The site of the proposal is situated purposely in front of the tallest building in New Delhi. The proposal provides housing, farms and markets supplying facilities for the poor masses, which in the other part confronts the tallest building accommodating a privileged part of a society in commercial use. So in this case the role of Tall Buildings is redefined from providing space for commercial uses to also include satisfying residential needs. The project examines a possible redirection of social organization by new environment, in which the Tallness of the building influences the change of the skyline by giving “power” to the poor.

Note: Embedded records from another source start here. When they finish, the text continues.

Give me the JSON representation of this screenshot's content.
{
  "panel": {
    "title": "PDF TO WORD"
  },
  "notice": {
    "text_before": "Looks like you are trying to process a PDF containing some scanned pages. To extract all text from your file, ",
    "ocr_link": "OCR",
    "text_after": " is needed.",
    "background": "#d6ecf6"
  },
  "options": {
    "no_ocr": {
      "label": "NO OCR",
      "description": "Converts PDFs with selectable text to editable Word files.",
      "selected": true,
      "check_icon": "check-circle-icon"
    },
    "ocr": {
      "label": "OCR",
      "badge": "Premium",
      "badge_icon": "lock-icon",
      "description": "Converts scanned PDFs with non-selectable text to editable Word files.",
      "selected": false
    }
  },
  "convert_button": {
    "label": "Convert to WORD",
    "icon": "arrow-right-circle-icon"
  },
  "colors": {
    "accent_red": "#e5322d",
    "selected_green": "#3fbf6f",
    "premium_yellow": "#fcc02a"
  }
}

The building is composed by small blocks of house units repeated in vertical and horizontal direction with common green public spaces placed between them. These units are planned to be an ecosystem of products and solutions designed around the real needs of the inhabitants. Each roof is covered with an inexpensive solar panel and also equipped with a battery for the lighting of the house. At the same time the battery also serves as power source for the mobile phone.

These units are projected to facilitate their maintenance by economic means. They are shifted from each other for solar gain purposes. To increase the interaction between dwellers of the building a great number of public areas are placed all over the proposed object. Based on the high level of water pollution in India an inexpensive filtering system for air and water is applied. Also its green facade is covered with vegetation that filters rain water and releases oxygen into the atmosphere. As India ranks second worldwide in farm output independent agricultural fields in vertical height are placed. To create space for their products, markets will be placed in the ground, emphasized by the specific layout of the building that accommodates them.